42

475 45 45
                                    

"Menurut lo gue kebangetan sama Bia nggak?" ucap Alvin pada Firsa sembari berjalan beriringan menuju kelasnya.

Ia sudah merasa lebih baik sekarang, jadi memutuskan untuk kembali ke kelas.

Sedangkan Alena? Gadis itu memilih kembali ke perpustakaan karena harus belajar untuk lombanya.

Firsa menghela napas berat. "Gue bingung harus ngomong apa," balasnya singkat. Dia hampir kehabisan kata-kata karena pertanyaan Alvin yang tak berbobot, sudah jelas laki-laki itu sangat kelewatan sejak dulu. Baru ditanya sekarang.

"Gue serius, lo kenapa jadi bingung?"

"Karena lo dari dulu udah kelewatan sama pacar lo, anjing! Lo sadar gak, sih? Malah nanya sekarang, kalo dia udah mati rasa sama lo mampus!" umpat Firsa gregetan. Gak Dion, gak Alvin, sama aja peak, heran dulu dia kenapa bisa berteman.

"Kenapa harus mati rasa? gue cuma bales dendam aja sama dia tadi," sahut Alvin dengan gampangnya.  posisinya sekarang sudah duduk di kursi.

Firsa mengupas bungkus permen yang ia pegang sembari menghendikkan bahu. "Lo tanya aja sama pikiran lo, otak lo masih berfungsi kan?" jawabnya seraya mengunyah permen karet.

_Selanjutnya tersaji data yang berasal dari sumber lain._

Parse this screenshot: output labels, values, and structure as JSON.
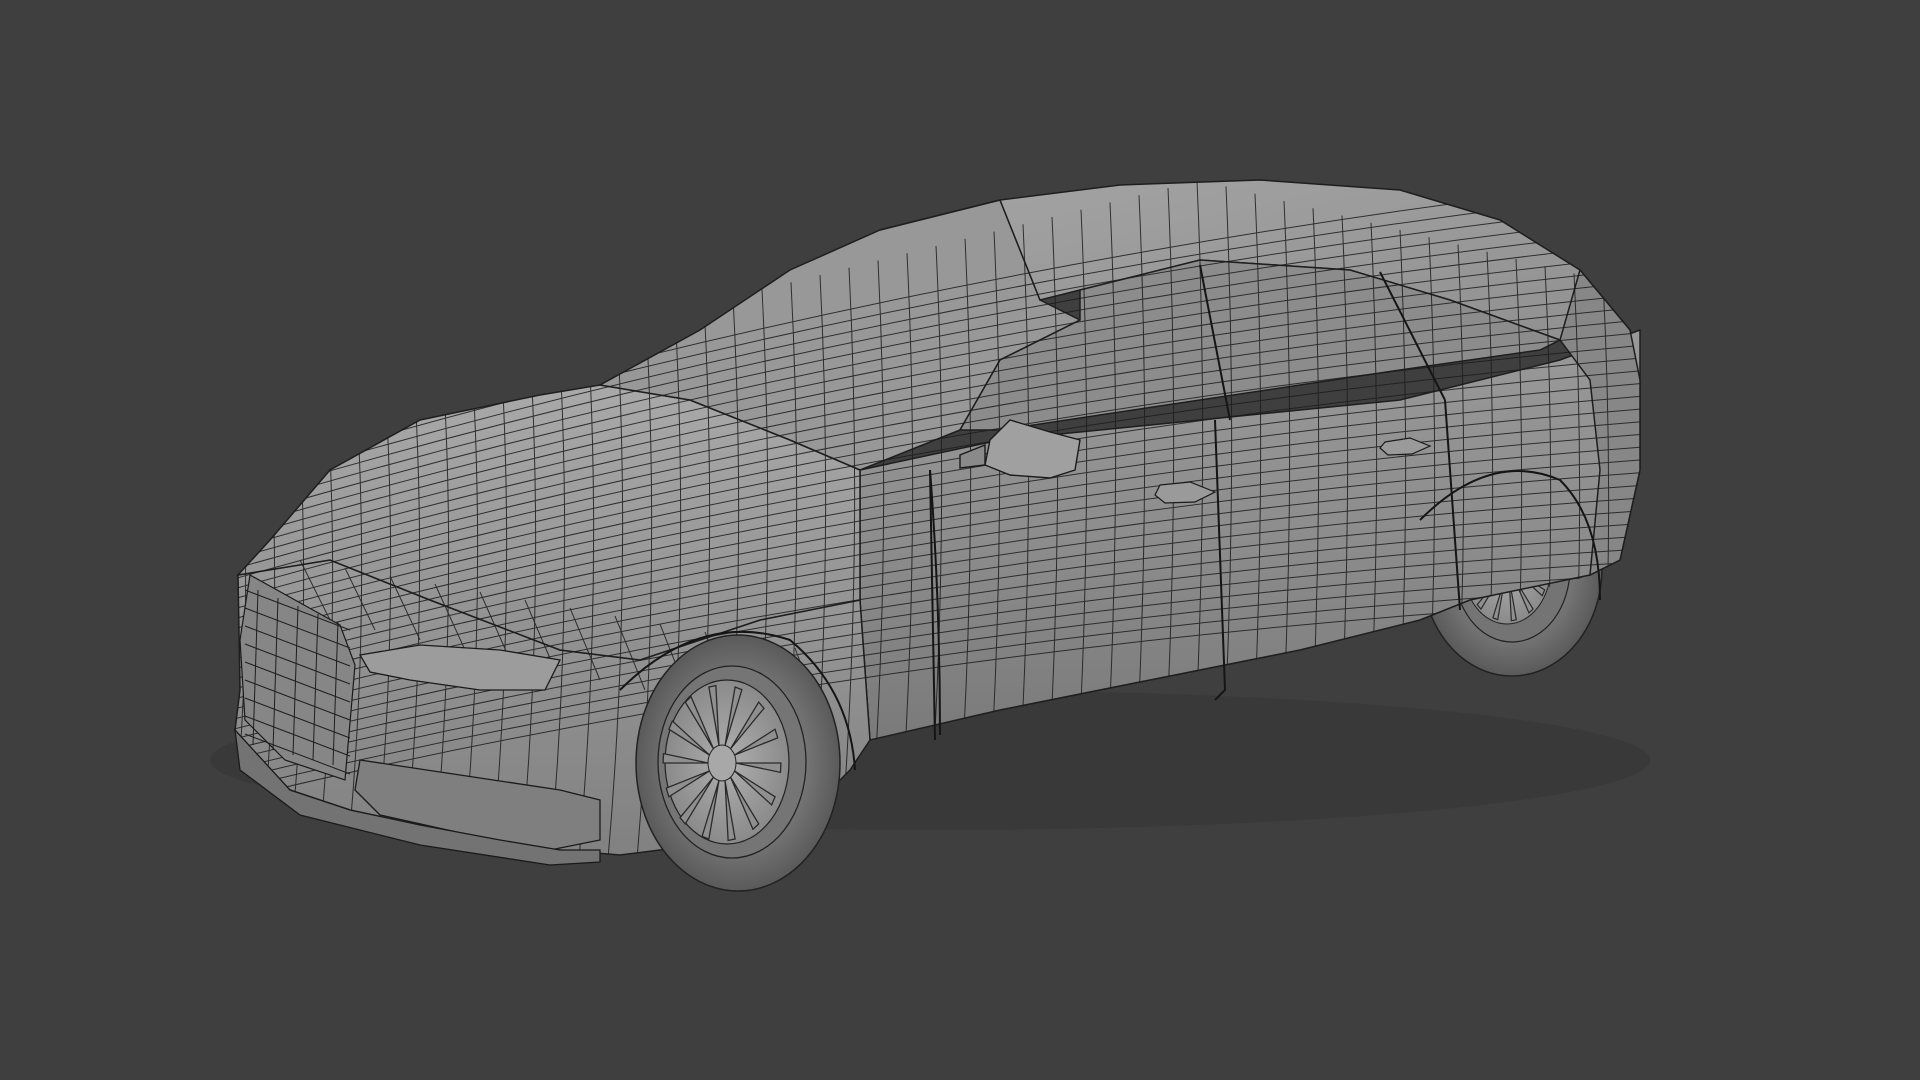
{
  "scene": {
    "background_color": "#3f3f3f",
    "model": "station-wagon-car",
    "view": "front-three-quarter-perspective",
    "shading": "solid-grey-with-wireframe-overlay",
    "colors": {
      "body_light": "#a3a3a3",
      "body_mid": "#8e8e8e",
      "body_dark": "#747474",
      "glass": "#8a8a8a",
      "tire": "#5e5e5e",
      "rim": "#9d9d9d",
      "wire": "#1e1e1e"
    }
  }
}
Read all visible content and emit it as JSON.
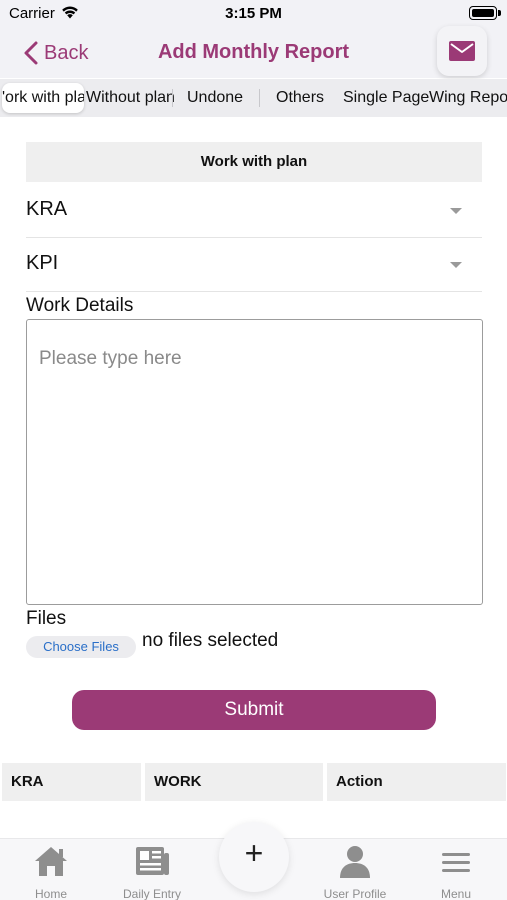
{
  "status_bar": {
    "carrier": "Carrier",
    "time": "3:15 PM"
  },
  "nav": {
    "back_label": "Back",
    "title": "Add Monthly Report",
    "mail_icon": "mail-icon"
  },
  "tabs": [
    {
      "label": "Work with plan",
      "display": "'ork with pla",
      "active": true
    },
    {
      "label": "Without plan",
      "display": "Without plan",
      "active": false
    },
    {
      "label": "Undone",
      "display": "Undone",
      "active": false
    },
    {
      "label": "Others",
      "display": "Others",
      "active": false
    },
    {
      "label": "Single Page",
      "display": "Single Page",
      "active": false
    },
    {
      "label": "Wing Report",
      "display": "Wing Repo",
      "active": false
    }
  ],
  "form": {
    "section_title": "Work with plan",
    "kra_label": "KRA",
    "kpi_label": "KPI",
    "work_details_label": "Work Details",
    "work_details_placeholder": "Please type here",
    "files_label": "Files",
    "choose_files_label": "Choose Files",
    "no_files_text": "no files selected",
    "submit_label": "Submit"
  },
  "table": {
    "columns": [
      "KRA",
      "WORK",
      "Action"
    ]
  },
  "tab_bar": {
    "items": [
      {
        "label": "Home",
        "icon": "home-icon"
      },
      {
        "label": "Daily Entry",
        "icon": "newspaper-icon"
      },
      {
        "label": "User Profile",
        "icon": "user-icon"
      },
      {
        "label": "Menu",
        "icon": "hamburger-menu-icon"
      }
    ],
    "fab_symbol": "+"
  },
  "colors": {
    "accent": "#9b3a76",
    "link": "#2a6fc8",
    "icon_gray": "#8e8e8e"
  }
}
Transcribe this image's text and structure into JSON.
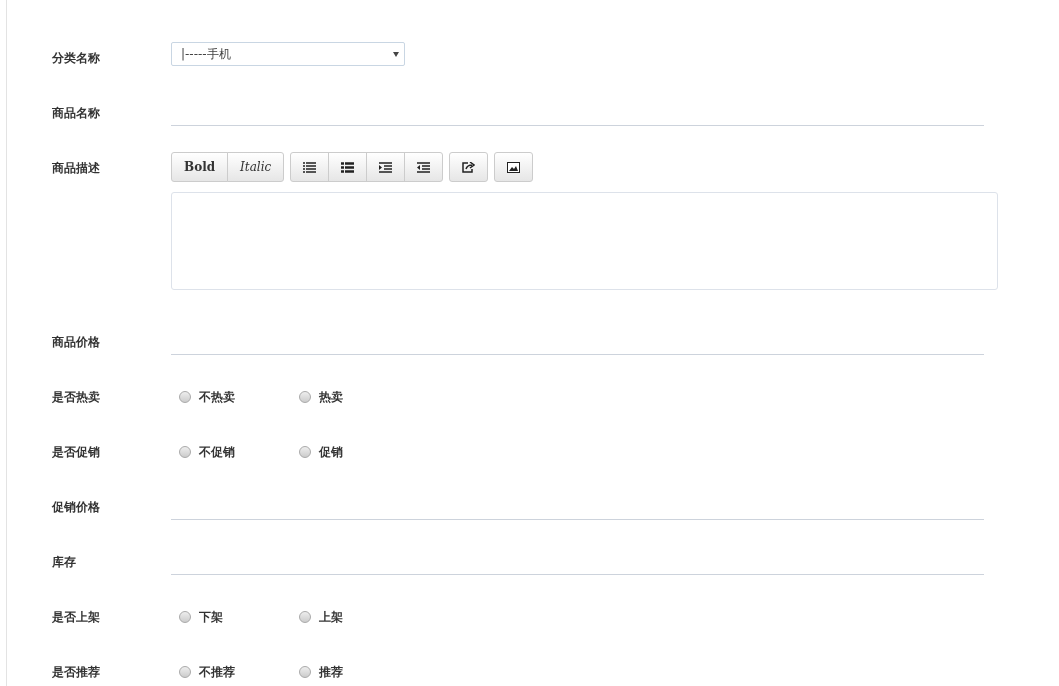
{
  "form": {
    "fields": [
      {
        "kind": "select",
        "label": "分类名称",
        "value": "|-----手机"
      },
      {
        "kind": "text",
        "label": "商品名称"
      },
      {
        "kind": "editor",
        "label": "商品描述",
        "text_buttons": [
          "Bold",
          "Italic"
        ]
      },
      {
        "kind": "text",
        "label": "商品价格"
      },
      {
        "kind": "radio",
        "label": "是否热卖",
        "options": [
          {
            "label": "不热卖",
            "selected": false
          },
          {
            "label": "热卖",
            "selected": false
          }
        ]
      },
      {
        "kind": "radio",
        "label": "是否促销",
        "options": [
          {
            "label": "不促销",
            "selected": false
          },
          {
            "label": "促销",
            "selected": false
          }
        ]
      },
      {
        "kind": "text",
        "label": "促销价格"
      },
      {
        "kind": "text",
        "label": "库存"
      },
      {
        "kind": "radio",
        "label": "是否上架",
        "options": [
          {
            "label": "下架",
            "selected": false
          },
          {
            "label": "上架",
            "selected": false
          }
        ]
      },
      {
        "kind": "radio",
        "label": "是否推荐",
        "options": [
          {
            "label": "不推荐",
            "selected": false
          },
          {
            "label": "推荐",
            "selected": false
          }
        ]
      }
    ]
  }
}
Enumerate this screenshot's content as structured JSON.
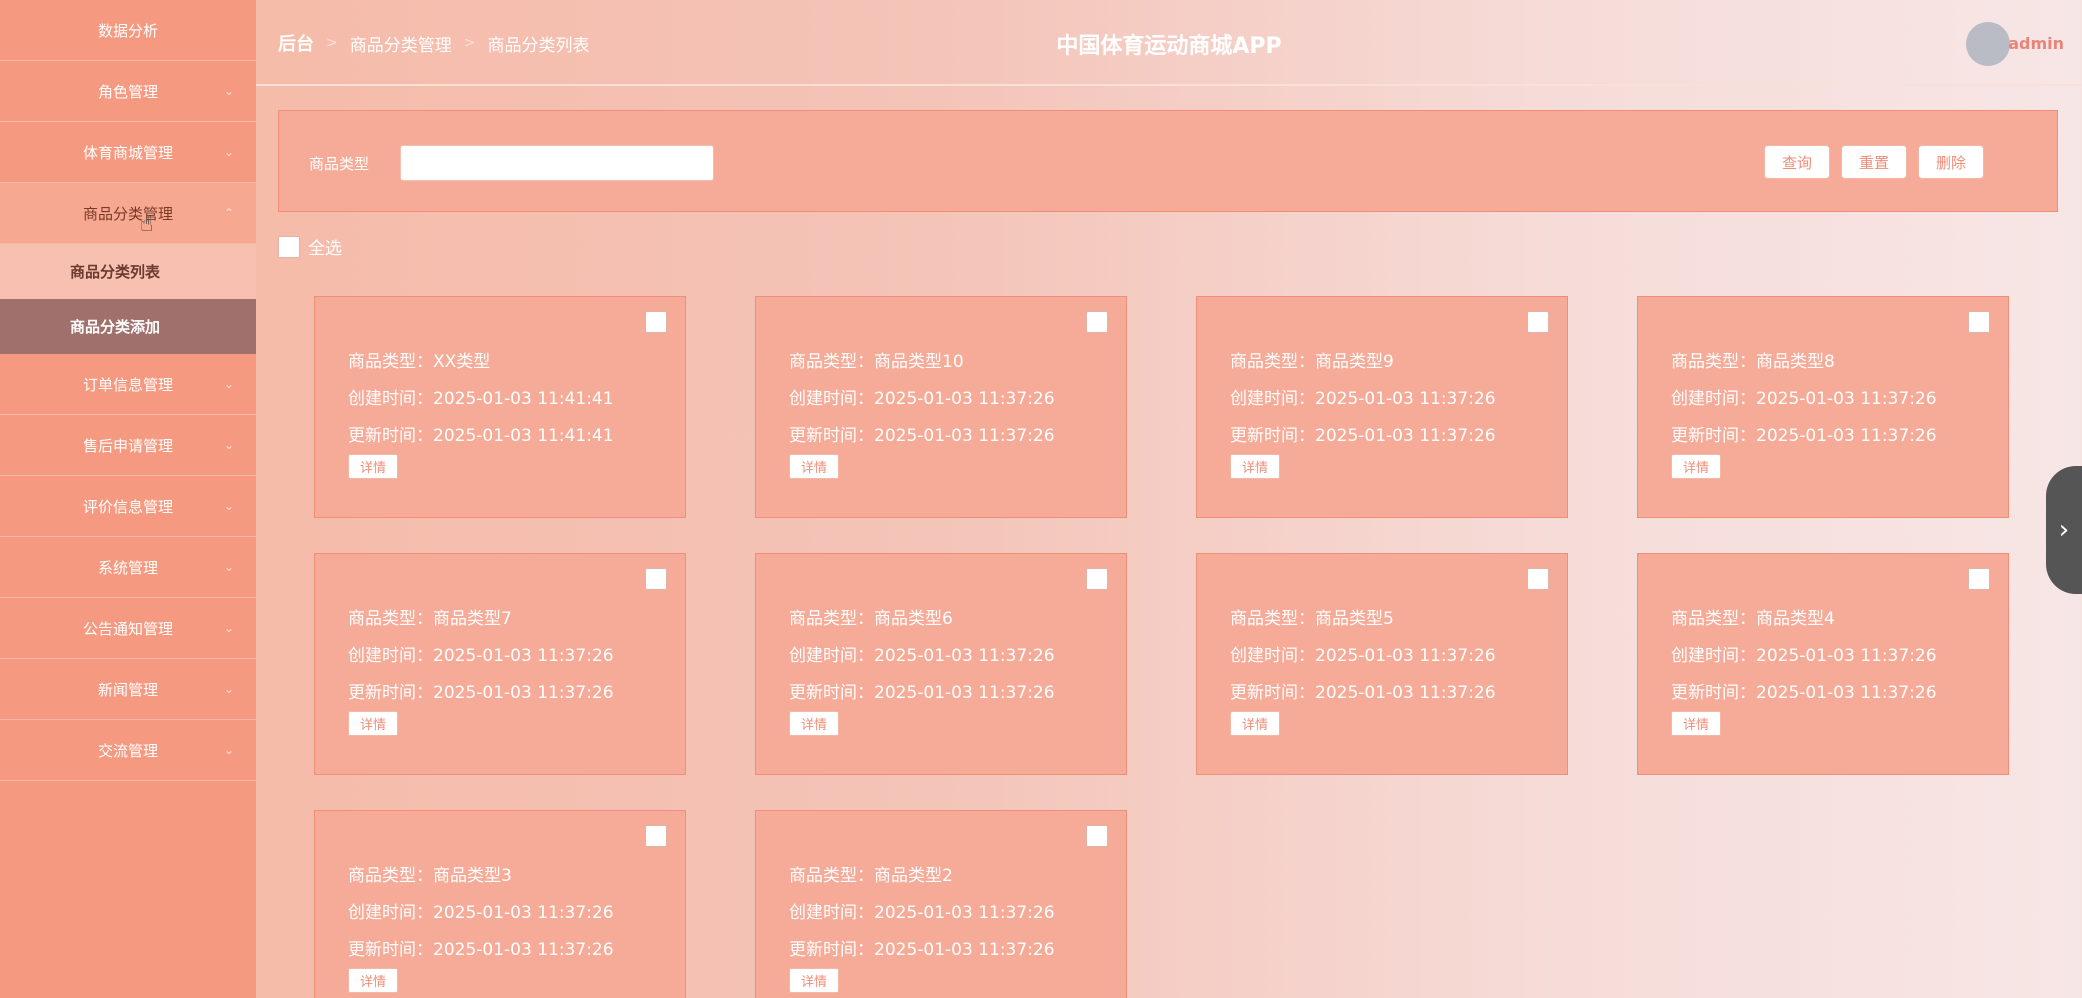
{
  "sidebar": {
    "items": [
      {
        "label": "数据分析",
        "chev": ""
      },
      {
        "label": "角色管理",
        "chev": "⌄"
      },
      {
        "label": "体育商城管理",
        "chev": "⌄"
      },
      {
        "label": "商品分类管理",
        "chev": "⌃"
      },
      {
        "label": "订单信息管理",
        "chev": "⌄"
      },
      {
        "label": "售后申请管理",
        "chev": "⌄"
      },
      {
        "label": "评价信息管理",
        "chev": "⌄"
      },
      {
        "label": "系统管理",
        "chev": "⌄"
      },
      {
        "label": "公告通知管理",
        "chev": "⌄"
      },
      {
        "label": "新闻管理",
        "chev": "⌄"
      },
      {
        "label": "交流管理",
        "chev": "⌄"
      }
    ],
    "subitems": [
      {
        "label": "商品分类列表"
      },
      {
        "label": "商品分类添加"
      }
    ]
  },
  "header": {
    "breadcrumb": [
      "后台",
      "商品分类管理",
      "商品分类列表"
    ],
    "title": "中国体育运动商城APP",
    "user": "admin"
  },
  "search": {
    "label": "商品类型",
    "value": "",
    "buttons": {
      "query": "查询",
      "reset": "重置",
      "delete": "删除"
    }
  },
  "select_all": "全选",
  "card_labels": {
    "type": "商品类型：",
    "created": "创建时间：",
    "updated": "更新时间：",
    "detail": "详情"
  },
  "cards": [
    {
      "type": "XX类型",
      "created": "2025-01-03 11:41:41",
      "updated": "2025-01-03 11:41:41"
    },
    {
      "type": "商品类型10",
      "created": "2025-01-03 11:37:26",
      "updated": "2025-01-03 11:37:26"
    },
    {
      "type": "商品类型9",
      "created": "2025-01-03 11:37:26",
      "updated": "2025-01-03 11:37:26"
    },
    {
      "type": "商品类型8",
      "created": "2025-01-03 11:37:26",
      "updated": "2025-01-03 11:37:26"
    },
    {
      "type": "商品类型7",
      "created": "2025-01-03 11:37:26",
      "updated": "2025-01-03 11:37:26"
    },
    {
      "type": "商品类型6",
      "created": "2025-01-03 11:37:26",
      "updated": "2025-01-03 11:37:26"
    },
    {
      "type": "商品类型5",
      "created": "2025-01-03 11:37:26",
      "updated": "2025-01-03 11:37:26"
    },
    {
      "type": "商品类型4",
      "created": "2025-01-03 11:37:26",
      "updated": "2025-01-03 11:37:26"
    },
    {
      "type": "商品类型3",
      "created": "2025-01-03 11:37:26",
      "updated": "2025-01-03 11:37:26"
    },
    {
      "type": "商品类型2",
      "created": "2025-01-03 11:37:26",
      "updated": "2025-01-03 11:37:26"
    }
  ],
  "side_tab_icon": "chevron-right-icon"
}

Alvin mengerutkan keningnya.

"Man, si kunyuk mana?" tanya Firsa pada Aiman.

Aiman menghendikkan bahunya tak tahu. "Tadi pergi sendiri, ora ero nandi."

Firsa manggut-manggut, lebih memilih membuka bukunya. Dia memang lumayan pintar ketimbang dua orang temannya, meski terkadang ada saja mood yang membuatnya malas belajar.

"Fir, gue bener kebangetan sama Bia?" Alvin masih menanyakan hal yang sama. Entah mengapa hatinya resah memikirkan Bia sedari tadi, apalagi mengingat di mimpinya nama gadis itu disebut-sebut.

"Lo kenapa tanya gue bangsat?!! Tanya diri lo sendiri. Gue dari tadi di ruang UKS udah coba belain si Bia, lo sama cewek tengil itu malah mojokin dia. Ya, lo fikir sendiri sekarang!" geram Firsa menatap tajam Alvin. Tapi tatapannya langsung berubah sayu, melihat wajah Alvin yang lesu tak seperti biasanya.

Wajah pucat, mata lesu, bibir kering, itu bukan Alvin yang biasanya Firsa lihat.

"Lo gak lagi amnesia? Lo baik-baik aja, kan?" cerca Firsa cemas. "Lo kalo masih sakit mending di UKS aja tadi, ngapain minta balik kelas?"

Alvin menggeleng pelan. "Kepala gue gak sesakit tadi, gue cuma lemes aja. Jangan kasihan sama gue!" seru Alvin tak suka. Dia paling menghindari tatapan yang Firsa layangkan, tatapan penuh iba.

Firsa mencibir. "Lo jodoh kali sama Bia, sama-sama lagi sakit."

"Najis!" sewot Alvin geli.

"Vin, lo udah sembuh?" tanya beberapa siswa yang bergerombol di meja belakang.

"Kenapa bisa pingsan, Vin? Temen gue khawatir, nih. Gengsi mau ngomong!"

"Dih, ngarang!"

"Kenapa balik kelas? Istirahat aja di UKS. Biar tugas-tugas lo gue yang handle," sahut mereka lagi membuat Aiman mendongakkan kepala.

"Tugas gue juga kerjain. Tugasku akeh,"  sahut Aiman tersenyum pepsodent membuat Firsa terkekeh.

"Man, mereka lagi caper sama Alvin. Lo kalo mau dikerjain tugasnya, minimal ganteng dulu!" seru Firsa bercanda membuat Aiman mengerecutkan bibirnya.

"Aiman kalo di kampung, paling ganteng tau. Gak percoyo ta?"

"Enggak!" kali ini Alvin ikutan menyahut, laki-laki itu berdiri dari duduknya sembari membawa beberapa buku.